Se baigner dans une fontaine en hiver, à Bâle c’est possible. Dans cette ville suisse aux nombreuses fontaines, tous les quinze jours, l'une d'entre elles est chauffée par un collectif d’artistes. Une façon originale de proposer un moment de détente après le travail et de créer du lien social. Et du monde se bouscule pour vivre une soirée hors du commun.
La nuit tombe sur Bâle. Le froid de l’hiver est mordant. Les rues se vident. Au détour d’une rue, pourtant, les gens affluent. Une fontaine aux eaux fumantes est ce soir-là le point de ralliement d’amateurs de bains nocturnes. Dans une eau chauffée à 39 degrés, les baigneurs se pressent, goûtant au plaisir d’une relaxation réparatrice.
"C'est très agréable après une journée de travail, on vient ici, on rentre dans la fontaine et on se laisse aller", nous dit ce monsieur, plongé avec délectation dans sa fontaine de jouvence.

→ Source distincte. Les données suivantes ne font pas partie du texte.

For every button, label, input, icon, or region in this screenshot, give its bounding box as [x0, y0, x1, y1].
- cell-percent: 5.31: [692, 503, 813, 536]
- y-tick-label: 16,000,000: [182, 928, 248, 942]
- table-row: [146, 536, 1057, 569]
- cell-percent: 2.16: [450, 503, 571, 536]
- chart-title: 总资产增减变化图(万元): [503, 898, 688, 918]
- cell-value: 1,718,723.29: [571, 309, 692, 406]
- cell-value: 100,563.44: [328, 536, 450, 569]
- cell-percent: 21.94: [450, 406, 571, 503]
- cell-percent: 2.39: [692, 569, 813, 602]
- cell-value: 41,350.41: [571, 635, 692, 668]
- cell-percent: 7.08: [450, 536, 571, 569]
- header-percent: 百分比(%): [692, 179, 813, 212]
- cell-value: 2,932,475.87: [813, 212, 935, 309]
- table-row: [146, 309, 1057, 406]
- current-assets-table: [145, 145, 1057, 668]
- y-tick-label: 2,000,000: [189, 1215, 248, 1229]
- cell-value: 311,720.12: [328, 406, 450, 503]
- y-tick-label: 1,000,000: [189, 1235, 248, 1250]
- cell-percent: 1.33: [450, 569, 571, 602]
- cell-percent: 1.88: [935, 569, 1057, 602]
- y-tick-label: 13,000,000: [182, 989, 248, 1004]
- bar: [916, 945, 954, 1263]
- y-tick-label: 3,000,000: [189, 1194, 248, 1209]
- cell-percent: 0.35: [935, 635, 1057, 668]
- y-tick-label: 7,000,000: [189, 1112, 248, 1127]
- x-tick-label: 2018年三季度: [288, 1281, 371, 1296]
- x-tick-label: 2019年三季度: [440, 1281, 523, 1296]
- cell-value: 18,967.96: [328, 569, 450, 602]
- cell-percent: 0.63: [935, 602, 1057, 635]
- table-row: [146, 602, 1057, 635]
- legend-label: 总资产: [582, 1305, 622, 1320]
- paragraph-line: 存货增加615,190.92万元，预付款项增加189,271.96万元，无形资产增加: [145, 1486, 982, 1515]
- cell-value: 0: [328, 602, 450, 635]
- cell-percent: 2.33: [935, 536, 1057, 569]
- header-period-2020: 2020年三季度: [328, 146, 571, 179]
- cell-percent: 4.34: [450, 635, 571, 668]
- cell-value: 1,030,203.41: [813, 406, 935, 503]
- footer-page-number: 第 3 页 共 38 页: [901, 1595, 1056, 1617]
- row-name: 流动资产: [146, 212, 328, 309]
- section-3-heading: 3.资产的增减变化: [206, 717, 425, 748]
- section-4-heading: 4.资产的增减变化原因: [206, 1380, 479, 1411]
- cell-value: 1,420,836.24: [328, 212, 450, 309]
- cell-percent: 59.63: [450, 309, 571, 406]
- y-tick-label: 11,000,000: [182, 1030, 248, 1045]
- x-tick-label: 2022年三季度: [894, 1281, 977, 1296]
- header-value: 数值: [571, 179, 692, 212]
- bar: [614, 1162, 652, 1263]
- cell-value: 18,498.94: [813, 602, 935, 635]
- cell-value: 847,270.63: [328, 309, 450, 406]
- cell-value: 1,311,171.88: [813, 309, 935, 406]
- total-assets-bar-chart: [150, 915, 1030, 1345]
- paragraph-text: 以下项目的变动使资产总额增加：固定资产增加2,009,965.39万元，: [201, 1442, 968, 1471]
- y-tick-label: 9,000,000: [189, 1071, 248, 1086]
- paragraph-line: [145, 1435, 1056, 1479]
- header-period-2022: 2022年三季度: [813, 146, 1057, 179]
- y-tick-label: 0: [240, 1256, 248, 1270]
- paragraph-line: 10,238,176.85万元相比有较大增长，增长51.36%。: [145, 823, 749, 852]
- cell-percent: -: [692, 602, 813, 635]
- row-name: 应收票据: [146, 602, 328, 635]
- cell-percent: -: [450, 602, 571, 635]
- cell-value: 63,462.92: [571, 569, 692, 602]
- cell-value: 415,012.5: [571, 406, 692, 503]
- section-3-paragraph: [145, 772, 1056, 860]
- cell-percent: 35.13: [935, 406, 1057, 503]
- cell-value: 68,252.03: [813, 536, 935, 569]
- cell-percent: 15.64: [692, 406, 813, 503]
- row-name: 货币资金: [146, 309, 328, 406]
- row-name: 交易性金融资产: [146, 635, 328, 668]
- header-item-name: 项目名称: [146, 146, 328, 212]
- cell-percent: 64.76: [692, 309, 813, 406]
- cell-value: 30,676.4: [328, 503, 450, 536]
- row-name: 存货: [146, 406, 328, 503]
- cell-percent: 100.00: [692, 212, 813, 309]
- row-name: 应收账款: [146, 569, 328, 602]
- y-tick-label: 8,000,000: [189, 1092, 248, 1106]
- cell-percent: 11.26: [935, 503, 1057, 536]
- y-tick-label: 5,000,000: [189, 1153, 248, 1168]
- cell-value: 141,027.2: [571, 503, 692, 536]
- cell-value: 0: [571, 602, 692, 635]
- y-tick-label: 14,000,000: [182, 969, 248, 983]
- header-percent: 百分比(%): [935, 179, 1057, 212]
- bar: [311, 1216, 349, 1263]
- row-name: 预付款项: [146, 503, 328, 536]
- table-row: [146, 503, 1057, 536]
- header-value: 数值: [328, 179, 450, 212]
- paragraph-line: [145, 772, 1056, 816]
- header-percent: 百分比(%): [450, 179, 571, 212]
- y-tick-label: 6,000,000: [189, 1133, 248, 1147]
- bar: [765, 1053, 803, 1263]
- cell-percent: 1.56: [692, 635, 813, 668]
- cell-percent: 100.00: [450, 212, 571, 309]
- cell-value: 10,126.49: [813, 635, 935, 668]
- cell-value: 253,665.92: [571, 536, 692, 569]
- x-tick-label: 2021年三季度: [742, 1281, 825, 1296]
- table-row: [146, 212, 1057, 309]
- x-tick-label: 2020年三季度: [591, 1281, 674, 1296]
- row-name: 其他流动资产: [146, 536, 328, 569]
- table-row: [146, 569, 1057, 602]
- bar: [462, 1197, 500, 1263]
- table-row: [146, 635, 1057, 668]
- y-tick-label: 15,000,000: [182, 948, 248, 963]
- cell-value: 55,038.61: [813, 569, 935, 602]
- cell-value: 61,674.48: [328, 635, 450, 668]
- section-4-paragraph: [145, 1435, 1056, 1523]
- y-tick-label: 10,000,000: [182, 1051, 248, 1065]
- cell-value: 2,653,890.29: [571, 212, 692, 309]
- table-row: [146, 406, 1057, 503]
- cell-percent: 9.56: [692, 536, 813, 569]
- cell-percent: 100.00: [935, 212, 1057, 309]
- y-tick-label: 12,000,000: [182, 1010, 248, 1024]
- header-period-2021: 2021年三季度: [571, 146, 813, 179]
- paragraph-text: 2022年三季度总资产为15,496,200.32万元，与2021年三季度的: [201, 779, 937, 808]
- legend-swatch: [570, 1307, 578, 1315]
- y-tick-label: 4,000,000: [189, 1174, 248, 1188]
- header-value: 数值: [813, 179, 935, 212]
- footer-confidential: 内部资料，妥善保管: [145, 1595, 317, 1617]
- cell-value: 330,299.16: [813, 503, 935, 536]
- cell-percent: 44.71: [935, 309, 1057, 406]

Un spectacle surprenant. Pour quelqu’un ne connaissant rien aux mœurs apparemment étranges des Bâlois, cela tiendrait presque du miracle. Comment est-ce possible ? La réponse n’a rien d’évident : l’eau est chauffée grâce à un dispositif bricolé par un collectif d’artistes, le collectif Hôtel Regina.
Tous les hivers, depuis six ans, le même rituel se met en place. Dès l’après-midi, les artistes s’affairent autour d'une des fontaines à chauffer : "On chauffe avec un poêle. Là vous pouvez voir le bois brûler. L'eau circule grâce à une pompe que nous avons bricolée nous-même. Pour l'instant l'eau sort du poêle à 70°, et la fontaine est à environ 30°", explique Dominik Dober, membre du collectif.
Un dispositif bien rôdé
Simple, ingénieux et écolo. Pour actionner la pompe, prévoir un bon coup de pédale. Et de bons mollets. Car tant que le feu brûle "il faut pomper, toujours", fait remarquer l’opérateur aux commandes du dispositif. Un dispositif que ne renierait pas l’artiste suisse Jean Tinguely.
D’ailleurs, pour ceux qui s’aventureraient aux abords des opérations en cours, le tableau tient de la performance artistique. C’est beau et en plus tout le monde peut en profiter. Mais pour ça les baigneurs devront patienter encore un peu. Le temps que pédalage et touillage aient produit leur effet.
Retisser du lien social
Le tableau devient alors un lieu de rencontre. Avec ses personnages. "Quand j'en ai entendu parler ce qui m'a attirée c'est la baignade et l'expérience exceptionnelle. Qui peut se baigner en hiver dans une fontaine ? Et puis c'est aussi l'occasion de se retrouver entre amis", fait remarquer cette dame venue rejoindre dans l’eau ses compagnons de baignade.
Retisser du lien social grâce à la fontaine, pour Moritz Praxmarer, membre du collectif Hotel Regina, voilà tout le sens de la démarche : "Aujourd'hui on ne vient plus chercher l'eau à la fontaine. Alors qu'autrefois c'étaient des lieux de rencontre. Et nous, on a voulu raviver ce lien social en permettant aux gens de se retrouver tout en se baignant". Apparemment cela fonctionne puisque ces soirs-là une centaine de personnes sont au rendez-vous.
Ces rencontres ont lieu deux fois par mois jusqu'à fin mars, de 18 à 22 heures, dans une des nombreuses fontaines que compte la ville. Et quand les beaux jours arriveront, les Bâlois retourneront barboter dans les fontaines à température ambiante cette fois.